Por Pamela Cerdeira
La historia de Leonardo se parece a un episodio de Black Mirror. En la serie, el valor de los individuos está relacionado con la cantidad de estrellas que otros les dan en cada interacción. Eres amable: 5 estrellas. Fuiste grosera con alguien: 3 estrellas. Las estrellas no son solo una forma de categorizar la popularidad, son también el acceso a mejores oportunidades, servicios, etc… La protagonista, que no tiene las suficientes estrellas para rentar la propiedad de sus sueños, es invitada a un evento en el que habrá muchas personas con muchas estrellas; caerles bien hará que logre su meta. Pero el destino tiene planeado algo distinto: una cadena de eventos termina convirtiéndola en una paria. En un par de días se queda sin estrellas y pierde hasta la identidad. El problema en la historia de Leonardo es que no es ficción, y su versión incluye el uso de la fuerza por parte de autoridades federales y locales, y por supuesto, la complicidad criminal con la que se cubren entre ellos.

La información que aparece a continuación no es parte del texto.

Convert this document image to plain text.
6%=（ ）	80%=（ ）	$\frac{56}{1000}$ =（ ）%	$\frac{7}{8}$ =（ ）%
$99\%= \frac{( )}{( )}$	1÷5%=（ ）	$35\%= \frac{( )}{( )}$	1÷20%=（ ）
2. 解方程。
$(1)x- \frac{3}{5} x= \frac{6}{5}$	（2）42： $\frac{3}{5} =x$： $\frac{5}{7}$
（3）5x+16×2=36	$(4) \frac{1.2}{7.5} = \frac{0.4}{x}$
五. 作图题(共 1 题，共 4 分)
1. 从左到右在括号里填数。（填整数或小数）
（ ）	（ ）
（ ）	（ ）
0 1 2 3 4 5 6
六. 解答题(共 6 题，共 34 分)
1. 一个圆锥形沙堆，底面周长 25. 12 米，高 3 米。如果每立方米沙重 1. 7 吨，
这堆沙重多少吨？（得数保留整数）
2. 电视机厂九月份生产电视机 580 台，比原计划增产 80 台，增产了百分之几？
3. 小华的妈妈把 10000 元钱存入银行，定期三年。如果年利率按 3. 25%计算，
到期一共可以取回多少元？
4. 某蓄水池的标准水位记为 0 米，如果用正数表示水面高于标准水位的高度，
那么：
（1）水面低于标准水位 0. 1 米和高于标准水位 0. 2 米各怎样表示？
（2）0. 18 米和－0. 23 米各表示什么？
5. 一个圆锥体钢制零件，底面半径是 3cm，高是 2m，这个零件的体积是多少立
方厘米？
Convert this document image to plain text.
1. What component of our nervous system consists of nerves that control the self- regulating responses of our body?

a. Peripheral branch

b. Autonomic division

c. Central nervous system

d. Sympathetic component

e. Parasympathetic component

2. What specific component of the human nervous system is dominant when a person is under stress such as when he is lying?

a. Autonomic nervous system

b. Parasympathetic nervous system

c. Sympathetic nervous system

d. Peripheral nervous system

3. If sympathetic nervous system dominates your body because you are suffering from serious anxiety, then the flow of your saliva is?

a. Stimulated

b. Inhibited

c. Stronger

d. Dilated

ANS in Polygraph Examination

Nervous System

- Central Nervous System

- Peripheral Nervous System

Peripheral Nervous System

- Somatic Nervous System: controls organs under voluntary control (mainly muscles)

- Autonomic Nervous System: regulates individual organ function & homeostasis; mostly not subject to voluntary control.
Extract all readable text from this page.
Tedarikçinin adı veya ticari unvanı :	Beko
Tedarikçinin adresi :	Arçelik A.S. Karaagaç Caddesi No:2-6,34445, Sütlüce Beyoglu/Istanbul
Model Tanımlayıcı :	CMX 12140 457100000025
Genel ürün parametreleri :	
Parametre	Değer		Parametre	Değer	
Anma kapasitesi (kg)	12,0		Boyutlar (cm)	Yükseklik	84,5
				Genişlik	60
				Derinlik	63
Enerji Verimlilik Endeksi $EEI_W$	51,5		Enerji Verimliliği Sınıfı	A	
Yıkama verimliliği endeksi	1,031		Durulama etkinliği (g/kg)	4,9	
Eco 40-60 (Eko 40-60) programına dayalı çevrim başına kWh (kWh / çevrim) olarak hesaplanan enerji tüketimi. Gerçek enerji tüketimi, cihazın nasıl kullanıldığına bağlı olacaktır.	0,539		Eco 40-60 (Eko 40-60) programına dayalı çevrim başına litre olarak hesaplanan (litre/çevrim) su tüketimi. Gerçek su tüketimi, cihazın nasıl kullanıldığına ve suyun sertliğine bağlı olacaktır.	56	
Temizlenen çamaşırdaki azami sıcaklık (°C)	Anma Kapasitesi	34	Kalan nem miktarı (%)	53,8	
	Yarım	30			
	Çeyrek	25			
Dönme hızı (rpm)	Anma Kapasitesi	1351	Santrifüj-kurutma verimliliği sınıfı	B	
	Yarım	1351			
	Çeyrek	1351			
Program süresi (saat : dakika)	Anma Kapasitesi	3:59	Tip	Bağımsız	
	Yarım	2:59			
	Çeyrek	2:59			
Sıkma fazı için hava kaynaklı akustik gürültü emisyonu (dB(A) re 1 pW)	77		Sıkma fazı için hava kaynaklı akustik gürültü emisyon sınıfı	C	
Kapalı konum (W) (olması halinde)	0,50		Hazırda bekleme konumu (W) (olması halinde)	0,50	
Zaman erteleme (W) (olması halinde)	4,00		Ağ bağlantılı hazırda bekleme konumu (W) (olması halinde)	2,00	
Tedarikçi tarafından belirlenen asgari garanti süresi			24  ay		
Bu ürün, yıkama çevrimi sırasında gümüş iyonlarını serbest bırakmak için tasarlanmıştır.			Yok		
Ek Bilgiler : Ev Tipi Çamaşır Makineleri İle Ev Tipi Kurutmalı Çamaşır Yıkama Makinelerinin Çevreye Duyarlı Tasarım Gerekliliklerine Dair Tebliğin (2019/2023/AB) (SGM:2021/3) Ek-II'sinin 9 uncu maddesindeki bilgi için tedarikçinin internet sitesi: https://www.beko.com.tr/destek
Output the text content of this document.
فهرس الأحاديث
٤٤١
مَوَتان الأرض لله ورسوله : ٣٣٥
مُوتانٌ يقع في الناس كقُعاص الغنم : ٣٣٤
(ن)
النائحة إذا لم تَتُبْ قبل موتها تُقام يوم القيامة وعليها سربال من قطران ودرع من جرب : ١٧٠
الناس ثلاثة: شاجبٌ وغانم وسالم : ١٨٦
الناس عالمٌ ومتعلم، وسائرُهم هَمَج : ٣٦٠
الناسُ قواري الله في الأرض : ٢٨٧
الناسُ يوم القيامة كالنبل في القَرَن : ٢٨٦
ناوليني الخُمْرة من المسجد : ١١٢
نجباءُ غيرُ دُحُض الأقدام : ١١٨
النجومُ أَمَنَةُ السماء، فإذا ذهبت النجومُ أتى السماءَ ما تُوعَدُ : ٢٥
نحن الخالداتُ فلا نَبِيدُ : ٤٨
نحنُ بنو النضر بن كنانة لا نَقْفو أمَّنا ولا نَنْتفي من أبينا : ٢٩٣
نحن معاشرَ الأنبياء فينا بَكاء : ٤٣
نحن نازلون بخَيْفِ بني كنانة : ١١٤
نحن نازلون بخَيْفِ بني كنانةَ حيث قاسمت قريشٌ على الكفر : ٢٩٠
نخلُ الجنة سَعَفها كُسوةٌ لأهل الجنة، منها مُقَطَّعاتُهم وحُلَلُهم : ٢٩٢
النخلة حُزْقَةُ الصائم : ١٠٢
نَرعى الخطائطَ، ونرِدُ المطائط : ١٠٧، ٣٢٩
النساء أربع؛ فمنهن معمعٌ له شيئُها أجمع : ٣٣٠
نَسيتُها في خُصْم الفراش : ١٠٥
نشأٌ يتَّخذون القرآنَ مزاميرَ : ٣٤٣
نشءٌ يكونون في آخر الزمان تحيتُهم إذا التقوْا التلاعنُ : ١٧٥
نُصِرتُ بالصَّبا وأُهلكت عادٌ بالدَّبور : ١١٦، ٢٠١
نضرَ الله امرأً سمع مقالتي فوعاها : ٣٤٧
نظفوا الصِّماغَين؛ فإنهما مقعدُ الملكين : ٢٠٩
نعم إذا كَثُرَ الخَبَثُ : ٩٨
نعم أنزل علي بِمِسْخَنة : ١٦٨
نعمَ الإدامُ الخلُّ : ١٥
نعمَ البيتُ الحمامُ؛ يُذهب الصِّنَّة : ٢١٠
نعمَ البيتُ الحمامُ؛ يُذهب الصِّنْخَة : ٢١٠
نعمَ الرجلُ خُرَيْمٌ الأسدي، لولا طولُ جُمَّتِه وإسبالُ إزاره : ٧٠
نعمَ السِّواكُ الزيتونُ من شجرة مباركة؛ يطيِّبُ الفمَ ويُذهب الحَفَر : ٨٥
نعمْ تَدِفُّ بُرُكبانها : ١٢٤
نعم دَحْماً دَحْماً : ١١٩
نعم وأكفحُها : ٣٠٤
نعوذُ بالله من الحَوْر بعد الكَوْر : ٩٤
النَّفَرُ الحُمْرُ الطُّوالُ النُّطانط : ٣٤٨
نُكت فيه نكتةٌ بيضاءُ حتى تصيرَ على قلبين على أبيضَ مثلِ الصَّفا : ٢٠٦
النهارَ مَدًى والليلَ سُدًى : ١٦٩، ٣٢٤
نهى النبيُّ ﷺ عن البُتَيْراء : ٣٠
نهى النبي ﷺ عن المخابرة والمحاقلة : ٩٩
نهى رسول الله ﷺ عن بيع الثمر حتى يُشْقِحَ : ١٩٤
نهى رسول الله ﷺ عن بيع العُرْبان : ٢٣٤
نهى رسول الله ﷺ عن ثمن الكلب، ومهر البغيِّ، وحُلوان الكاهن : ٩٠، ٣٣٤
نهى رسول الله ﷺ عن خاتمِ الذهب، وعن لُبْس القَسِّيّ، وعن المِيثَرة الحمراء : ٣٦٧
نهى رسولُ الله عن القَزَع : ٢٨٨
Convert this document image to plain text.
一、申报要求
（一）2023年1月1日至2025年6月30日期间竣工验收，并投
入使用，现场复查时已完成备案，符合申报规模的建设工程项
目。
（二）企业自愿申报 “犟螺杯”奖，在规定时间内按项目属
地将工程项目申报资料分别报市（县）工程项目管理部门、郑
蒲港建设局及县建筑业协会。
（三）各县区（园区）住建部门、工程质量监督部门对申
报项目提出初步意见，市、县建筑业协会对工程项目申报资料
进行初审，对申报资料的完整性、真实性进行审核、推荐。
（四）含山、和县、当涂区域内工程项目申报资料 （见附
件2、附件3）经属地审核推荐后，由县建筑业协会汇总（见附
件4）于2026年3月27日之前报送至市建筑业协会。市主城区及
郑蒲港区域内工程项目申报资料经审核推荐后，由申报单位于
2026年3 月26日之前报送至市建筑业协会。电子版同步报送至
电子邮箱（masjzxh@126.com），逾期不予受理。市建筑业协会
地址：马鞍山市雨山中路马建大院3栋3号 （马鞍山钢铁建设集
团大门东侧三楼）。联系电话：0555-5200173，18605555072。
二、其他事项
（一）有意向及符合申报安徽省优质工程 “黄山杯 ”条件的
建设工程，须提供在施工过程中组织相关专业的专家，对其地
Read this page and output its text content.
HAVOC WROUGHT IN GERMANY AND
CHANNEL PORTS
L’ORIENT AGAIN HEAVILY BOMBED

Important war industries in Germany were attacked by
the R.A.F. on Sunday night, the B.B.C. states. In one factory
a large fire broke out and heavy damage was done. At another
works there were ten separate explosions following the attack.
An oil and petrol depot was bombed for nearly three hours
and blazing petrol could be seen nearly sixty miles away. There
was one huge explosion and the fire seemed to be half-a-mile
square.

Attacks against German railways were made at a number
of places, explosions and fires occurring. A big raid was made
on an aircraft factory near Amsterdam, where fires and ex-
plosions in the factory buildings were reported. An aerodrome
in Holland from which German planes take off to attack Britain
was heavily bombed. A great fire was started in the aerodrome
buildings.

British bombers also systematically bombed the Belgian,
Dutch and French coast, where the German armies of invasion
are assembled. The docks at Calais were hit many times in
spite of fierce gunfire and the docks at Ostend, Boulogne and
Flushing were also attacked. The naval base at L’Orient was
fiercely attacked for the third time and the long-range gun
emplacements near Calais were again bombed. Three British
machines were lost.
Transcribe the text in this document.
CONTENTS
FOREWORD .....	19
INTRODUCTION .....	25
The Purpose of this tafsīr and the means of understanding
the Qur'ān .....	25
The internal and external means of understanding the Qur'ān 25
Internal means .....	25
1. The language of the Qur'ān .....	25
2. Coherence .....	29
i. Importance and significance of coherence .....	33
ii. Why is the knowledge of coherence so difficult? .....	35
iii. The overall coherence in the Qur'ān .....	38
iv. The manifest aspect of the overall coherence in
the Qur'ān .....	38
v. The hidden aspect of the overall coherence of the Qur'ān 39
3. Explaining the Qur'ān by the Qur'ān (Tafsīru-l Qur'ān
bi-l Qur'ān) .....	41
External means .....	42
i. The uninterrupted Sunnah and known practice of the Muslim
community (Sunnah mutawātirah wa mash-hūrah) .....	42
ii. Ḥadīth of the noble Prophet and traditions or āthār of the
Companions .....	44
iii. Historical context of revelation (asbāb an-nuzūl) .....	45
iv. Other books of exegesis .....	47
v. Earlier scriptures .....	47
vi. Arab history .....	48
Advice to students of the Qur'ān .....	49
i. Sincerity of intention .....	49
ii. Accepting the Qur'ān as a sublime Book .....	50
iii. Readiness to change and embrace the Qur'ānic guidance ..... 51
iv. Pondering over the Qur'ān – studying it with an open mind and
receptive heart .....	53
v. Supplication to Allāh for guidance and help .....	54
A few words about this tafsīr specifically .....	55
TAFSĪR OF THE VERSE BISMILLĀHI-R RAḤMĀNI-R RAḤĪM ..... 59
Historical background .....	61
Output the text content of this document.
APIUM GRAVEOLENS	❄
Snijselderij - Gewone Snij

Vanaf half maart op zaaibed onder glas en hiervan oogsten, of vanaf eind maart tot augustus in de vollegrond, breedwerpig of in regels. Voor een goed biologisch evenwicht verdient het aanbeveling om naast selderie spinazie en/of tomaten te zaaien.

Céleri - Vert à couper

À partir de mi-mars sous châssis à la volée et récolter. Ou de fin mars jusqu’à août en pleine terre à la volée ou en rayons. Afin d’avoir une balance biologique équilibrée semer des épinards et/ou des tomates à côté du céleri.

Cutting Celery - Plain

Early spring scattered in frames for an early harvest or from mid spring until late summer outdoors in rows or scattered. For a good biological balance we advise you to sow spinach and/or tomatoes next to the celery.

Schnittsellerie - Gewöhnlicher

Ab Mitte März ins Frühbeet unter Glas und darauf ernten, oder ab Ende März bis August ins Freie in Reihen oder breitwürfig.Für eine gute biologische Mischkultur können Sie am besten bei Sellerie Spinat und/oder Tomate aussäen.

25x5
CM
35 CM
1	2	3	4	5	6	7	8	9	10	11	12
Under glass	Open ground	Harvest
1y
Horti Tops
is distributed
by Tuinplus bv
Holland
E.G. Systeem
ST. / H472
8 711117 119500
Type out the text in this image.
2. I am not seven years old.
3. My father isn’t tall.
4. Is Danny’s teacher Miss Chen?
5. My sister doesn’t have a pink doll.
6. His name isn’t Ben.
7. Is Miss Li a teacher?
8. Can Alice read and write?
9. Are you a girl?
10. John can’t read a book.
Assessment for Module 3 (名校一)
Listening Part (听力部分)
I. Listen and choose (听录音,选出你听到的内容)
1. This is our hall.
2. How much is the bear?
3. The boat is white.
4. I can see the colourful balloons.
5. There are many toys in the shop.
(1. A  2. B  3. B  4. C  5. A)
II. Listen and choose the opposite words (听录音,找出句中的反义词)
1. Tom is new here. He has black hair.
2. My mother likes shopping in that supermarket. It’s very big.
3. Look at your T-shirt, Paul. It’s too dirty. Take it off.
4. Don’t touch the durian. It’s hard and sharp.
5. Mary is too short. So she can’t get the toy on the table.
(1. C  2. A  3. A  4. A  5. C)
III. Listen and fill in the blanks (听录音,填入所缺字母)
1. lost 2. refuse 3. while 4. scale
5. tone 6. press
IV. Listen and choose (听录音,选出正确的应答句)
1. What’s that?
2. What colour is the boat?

Leonardo es un colombiano, académico de la Universidad Iberoamericana Puebla, que “desapareció”. Entre más se sabía de la historia, más enredada resultaba. Fue hasta el día en que se hizo una búsqueda masiva en Nuevo León y la presión por parte de la comunidad académica, que apareció. ¿Qué le pasó? Cuando apenas se podían atar cabos, migración entregó videos en los que se le veía atravesar sin problema alguno. La policía de Apodaca admitía su arresto (que nunca registró) y después un hueco, la nada.